Chapter 13: It’s free comedy, what do you expect?
(ICE Beckman walks out on stage. He taps the mic a few times before beginning his set.)
ICE: So I got a big match this weekend, and when I say big, I mean big like Bobby’s Cairo.
Heckler: You already used that joke.
ICE: Oh, but I only thought that joke.
Heckler: Good point, but the joke needs work.
ICE: When I say big, I mean like the size of Kaz’s secret hatred of Bobby Cairo.
Heckler: That is more of an insult than a joke.
ICE: Well not all my jokes can be as funny as STJ in the ring!!
Heckler: Focus on your opponents this week!!!
ICE: All fucking right, who the fuck that out there yelling at me?!!
Heckler: Steve Granderson!
ICE: Well Steve, time to get my revenge!
Heckler: What you gonna do? Fight me? I got all my boys here with me.
ICE: That would be fun...but not as fun as telling your wife about you fucking her sister.
Heckler: How do you know that?
ICE: My friend Buck Fucker is fucking the sister too.
Heckler: SHIT! GET UM BOYS!!
(ICE runs off stage, but is quick to hide in the dark as the goons all run past.)
ICE: Seems like the joke is on them....hmmm, that was really more a pun than a joke, fuck now I am heckling myself. I need to get back to business one way or another.
TIME TO....CHOOSE YOUR ICE AGE ADVENTURE!!
If you want ICE to work on some comics head to Chapter 14 in this color.
If you want ICE to rant like a pro go to Chapter 15 in this color.
Chapter 14: It’s what you’ve been waiting for...
ICE: Alright, there is no choices left, time to get the truth off my World Champion chest. So go right to the final chapter now...
Chapter 15: When you speak the facts long explanations aren’t necessary.

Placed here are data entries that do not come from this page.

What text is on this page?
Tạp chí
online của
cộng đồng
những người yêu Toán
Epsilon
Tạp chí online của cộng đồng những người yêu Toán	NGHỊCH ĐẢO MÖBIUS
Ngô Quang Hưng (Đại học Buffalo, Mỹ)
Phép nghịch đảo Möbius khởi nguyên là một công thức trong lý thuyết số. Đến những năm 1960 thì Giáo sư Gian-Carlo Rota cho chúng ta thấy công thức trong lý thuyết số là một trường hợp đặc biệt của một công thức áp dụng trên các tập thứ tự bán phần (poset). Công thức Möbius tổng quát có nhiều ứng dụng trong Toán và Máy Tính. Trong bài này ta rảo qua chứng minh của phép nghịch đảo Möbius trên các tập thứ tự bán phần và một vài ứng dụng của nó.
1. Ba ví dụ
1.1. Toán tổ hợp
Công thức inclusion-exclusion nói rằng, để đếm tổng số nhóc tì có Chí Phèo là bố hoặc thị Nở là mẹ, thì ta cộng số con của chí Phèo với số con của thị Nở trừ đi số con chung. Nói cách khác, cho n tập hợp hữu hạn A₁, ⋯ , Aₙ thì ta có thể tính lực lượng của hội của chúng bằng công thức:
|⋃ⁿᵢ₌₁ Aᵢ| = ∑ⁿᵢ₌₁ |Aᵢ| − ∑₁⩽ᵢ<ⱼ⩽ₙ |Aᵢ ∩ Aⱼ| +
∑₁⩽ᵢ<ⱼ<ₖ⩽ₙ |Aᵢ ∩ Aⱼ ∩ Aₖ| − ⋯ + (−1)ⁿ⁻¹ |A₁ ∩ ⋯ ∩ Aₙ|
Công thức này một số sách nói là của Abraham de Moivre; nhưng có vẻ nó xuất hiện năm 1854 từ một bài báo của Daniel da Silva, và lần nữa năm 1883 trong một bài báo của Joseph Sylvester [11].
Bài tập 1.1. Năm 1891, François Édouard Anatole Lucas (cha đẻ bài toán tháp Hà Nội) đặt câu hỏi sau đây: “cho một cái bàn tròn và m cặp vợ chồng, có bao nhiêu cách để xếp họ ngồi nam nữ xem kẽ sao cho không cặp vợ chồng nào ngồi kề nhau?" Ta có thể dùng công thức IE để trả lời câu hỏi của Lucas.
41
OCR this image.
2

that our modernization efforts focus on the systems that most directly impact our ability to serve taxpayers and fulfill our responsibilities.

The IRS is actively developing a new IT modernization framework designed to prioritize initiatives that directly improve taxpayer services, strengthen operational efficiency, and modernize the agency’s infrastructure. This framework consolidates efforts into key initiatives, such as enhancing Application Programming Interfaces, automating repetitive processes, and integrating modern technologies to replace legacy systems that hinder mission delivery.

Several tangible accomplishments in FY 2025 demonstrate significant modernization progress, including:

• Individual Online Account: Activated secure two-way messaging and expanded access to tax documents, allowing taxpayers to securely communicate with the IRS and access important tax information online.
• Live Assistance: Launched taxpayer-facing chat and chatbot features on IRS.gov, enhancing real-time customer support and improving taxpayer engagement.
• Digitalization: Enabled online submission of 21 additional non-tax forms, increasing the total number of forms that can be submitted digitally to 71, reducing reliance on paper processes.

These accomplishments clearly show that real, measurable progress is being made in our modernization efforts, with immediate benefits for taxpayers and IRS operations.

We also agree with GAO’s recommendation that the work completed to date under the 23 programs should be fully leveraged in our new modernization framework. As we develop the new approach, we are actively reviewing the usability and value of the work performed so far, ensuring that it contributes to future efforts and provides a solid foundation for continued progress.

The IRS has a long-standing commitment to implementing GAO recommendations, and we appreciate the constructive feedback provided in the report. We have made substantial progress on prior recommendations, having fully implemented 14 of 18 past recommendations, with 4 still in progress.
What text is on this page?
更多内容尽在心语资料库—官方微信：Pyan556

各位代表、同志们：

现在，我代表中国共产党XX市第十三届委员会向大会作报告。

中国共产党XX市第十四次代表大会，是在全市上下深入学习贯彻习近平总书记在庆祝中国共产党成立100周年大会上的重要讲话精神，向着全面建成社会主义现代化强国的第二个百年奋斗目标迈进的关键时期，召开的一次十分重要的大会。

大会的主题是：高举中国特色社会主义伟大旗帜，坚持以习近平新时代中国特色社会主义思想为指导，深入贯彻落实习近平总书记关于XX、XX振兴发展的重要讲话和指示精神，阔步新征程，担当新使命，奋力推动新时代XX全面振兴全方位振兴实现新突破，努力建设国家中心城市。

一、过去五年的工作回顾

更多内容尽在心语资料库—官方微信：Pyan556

ICE: Fuck this shit, let’s keep it simple, I know Bobby and Kaz like to go on and on, talk some much shit they even believe their hype even though somewhere deep down inside the facts are hard and real. I beat Bobby at ONE, fair and straight in the middle of the ring. ZMAC is a fucking warrior, he is fighting to keep my title like it is his own. He is hungry, mad and pissed off and ready to end this crap known at the Pussyduck Saints. And finally I have put together the best fucking thing ever and that is my time creating the ICE AGE. You are all fucking Welcome for the house ICE built...fuck the past, fuck the legends, the hall of famers, right NOW is the best the WCF has ever been. Now longer do we waste our time with backstage bullshit, we handle it in the ring, like true competitors, with hard work, creativity and pure drive. And at TimeBomb I keep it just like these words, straight and simple, I want to hurt, I want more Gold, I want bodies bleeding, I want my arm raised...and by now we all know, I get what I want.
(ICE's leaves you now, off to a whole new adventure at Timebomb.)